Celles qui prennent des hormones en prévention de l’ostéoporose doivent absorber des œstrogènes pendant au moins dix ans. Pour réduire le risque de cancer de l'endomètre, les œstrogènes sont là encore associés à des gestagènes (pour les femmes dont l’utérus est intact). Reste que dès l’arrêt des hormones, la substance osseuse diminue à nouveau. Pour les femmes ayant développé une ostéoporose précoce, il existe une autre solution efficace mais plus chère: les bisphosphonates, qui empêchent la dégénérescence osseuse. Pour toutes les autres, il est primordial d'entraîner ses muscles, en effet l’épaisseur osseuse dépend aussi de la force musculaire. Il n’y a pas d’autre solution, à part se nourrir correctement (alimentation riche en calcium) et pratiquer une activité physique.

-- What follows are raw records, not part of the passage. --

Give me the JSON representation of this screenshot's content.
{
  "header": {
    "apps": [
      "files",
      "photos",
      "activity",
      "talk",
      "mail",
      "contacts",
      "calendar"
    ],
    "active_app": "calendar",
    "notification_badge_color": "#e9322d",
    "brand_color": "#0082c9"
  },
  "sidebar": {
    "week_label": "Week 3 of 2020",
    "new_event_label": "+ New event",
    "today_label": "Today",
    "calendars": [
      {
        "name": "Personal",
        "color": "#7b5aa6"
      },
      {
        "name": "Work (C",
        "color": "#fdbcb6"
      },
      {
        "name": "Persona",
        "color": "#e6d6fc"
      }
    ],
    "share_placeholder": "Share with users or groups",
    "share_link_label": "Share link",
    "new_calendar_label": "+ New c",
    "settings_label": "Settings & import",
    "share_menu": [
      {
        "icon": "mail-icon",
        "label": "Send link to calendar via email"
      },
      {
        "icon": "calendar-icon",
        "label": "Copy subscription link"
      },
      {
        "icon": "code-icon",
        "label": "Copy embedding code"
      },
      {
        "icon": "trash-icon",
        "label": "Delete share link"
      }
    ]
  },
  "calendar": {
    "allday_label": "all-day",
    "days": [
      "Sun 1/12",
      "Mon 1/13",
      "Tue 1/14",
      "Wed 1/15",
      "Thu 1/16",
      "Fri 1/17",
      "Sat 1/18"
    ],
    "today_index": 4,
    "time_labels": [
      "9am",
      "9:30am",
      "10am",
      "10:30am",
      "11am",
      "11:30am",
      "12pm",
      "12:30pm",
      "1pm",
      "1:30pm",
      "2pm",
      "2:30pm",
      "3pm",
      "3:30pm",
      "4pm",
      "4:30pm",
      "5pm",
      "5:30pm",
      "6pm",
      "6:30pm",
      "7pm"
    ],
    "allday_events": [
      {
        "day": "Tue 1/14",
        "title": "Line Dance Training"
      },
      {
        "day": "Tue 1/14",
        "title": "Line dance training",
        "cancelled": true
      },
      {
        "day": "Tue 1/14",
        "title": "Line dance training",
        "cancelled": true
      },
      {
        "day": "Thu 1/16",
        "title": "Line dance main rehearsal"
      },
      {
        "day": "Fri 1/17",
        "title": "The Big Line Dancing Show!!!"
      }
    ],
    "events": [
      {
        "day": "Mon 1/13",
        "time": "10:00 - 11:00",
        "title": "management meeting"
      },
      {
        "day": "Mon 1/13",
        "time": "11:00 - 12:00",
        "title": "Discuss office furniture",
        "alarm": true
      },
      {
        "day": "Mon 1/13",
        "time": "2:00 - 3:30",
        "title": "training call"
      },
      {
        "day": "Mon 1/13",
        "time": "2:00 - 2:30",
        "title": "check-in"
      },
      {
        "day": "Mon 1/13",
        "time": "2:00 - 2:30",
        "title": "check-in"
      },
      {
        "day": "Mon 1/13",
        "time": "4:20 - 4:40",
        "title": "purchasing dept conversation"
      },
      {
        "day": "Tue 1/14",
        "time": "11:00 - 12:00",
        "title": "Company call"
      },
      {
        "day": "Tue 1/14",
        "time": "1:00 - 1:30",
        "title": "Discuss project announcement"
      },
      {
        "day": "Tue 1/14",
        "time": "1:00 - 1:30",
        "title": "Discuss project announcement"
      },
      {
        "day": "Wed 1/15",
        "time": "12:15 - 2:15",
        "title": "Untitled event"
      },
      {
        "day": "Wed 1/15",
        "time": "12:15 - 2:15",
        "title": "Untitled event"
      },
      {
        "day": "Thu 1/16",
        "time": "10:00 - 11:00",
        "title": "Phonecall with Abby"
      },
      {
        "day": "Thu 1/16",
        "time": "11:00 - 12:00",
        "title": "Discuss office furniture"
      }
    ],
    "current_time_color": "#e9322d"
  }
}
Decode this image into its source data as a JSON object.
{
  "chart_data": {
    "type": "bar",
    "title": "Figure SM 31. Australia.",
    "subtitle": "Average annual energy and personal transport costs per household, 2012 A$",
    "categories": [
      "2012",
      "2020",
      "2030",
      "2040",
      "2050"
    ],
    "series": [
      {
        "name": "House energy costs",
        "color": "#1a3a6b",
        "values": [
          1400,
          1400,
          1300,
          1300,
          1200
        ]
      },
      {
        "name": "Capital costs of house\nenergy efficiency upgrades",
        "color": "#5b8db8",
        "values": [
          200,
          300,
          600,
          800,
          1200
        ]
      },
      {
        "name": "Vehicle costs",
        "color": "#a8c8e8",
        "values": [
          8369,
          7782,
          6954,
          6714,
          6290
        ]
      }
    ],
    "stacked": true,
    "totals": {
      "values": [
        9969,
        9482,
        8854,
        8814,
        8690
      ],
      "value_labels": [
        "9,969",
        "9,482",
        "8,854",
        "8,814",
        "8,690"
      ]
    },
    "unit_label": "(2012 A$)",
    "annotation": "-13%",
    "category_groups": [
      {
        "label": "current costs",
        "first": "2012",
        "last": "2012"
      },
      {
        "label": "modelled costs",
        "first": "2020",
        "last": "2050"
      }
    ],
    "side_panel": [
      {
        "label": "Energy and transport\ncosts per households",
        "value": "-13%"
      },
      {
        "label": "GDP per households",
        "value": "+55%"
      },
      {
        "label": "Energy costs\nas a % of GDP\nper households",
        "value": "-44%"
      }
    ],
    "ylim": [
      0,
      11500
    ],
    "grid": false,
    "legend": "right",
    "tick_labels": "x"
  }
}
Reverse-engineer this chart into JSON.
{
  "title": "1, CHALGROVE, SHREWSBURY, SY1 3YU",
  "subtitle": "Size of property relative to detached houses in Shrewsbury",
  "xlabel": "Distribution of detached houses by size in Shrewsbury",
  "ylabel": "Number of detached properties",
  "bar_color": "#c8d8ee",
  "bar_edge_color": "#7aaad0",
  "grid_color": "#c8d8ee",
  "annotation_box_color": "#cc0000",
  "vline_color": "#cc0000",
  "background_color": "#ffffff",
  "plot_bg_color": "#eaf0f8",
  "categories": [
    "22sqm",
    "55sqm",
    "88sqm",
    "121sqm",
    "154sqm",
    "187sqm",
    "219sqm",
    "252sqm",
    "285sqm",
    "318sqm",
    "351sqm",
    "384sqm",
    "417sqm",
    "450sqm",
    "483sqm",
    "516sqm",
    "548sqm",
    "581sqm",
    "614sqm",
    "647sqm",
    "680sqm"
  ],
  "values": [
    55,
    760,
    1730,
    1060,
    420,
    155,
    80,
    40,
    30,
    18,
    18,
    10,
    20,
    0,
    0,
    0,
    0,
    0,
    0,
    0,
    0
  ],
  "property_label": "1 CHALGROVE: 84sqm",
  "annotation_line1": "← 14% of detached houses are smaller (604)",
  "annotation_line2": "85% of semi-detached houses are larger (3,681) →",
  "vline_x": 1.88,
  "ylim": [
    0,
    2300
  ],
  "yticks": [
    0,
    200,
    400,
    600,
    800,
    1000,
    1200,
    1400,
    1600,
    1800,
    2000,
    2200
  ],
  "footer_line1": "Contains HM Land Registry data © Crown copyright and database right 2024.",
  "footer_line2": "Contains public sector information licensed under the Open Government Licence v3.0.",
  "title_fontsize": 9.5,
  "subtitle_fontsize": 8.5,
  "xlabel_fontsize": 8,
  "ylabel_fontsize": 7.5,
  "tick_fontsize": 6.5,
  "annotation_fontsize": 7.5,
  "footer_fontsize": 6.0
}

Cas particulier: l’ablation de l’utérus   

Les femmes ayant subi une hystérectomie et qui, de ce fait, ne sont pas confrontées à un risque de cancer de l’utérus, peuvent bénéficier d’une thérapie à base d'œstrogènes uniquement. Si les œstrogènes ne sont pas absorbés sous forme de pilule mais sont utilisés localement par voie vaginale (crème, comprimés vaginaux ou ovules vaginales) le taux d’hormone peut être dosé beaucoup plus faiblement. C’est notamment utile en cas de sécheresse vaginale ou de démangeaisons. Les œstrogènes peuvent également apaiser les incontinences urinaires. Le manque d’œstrogènes entraîne une plus grande sensibilité à l’urine des muqueuses de la partie basse de la vessie, ce qui peut déclencher des envies d’uriner plus intenses.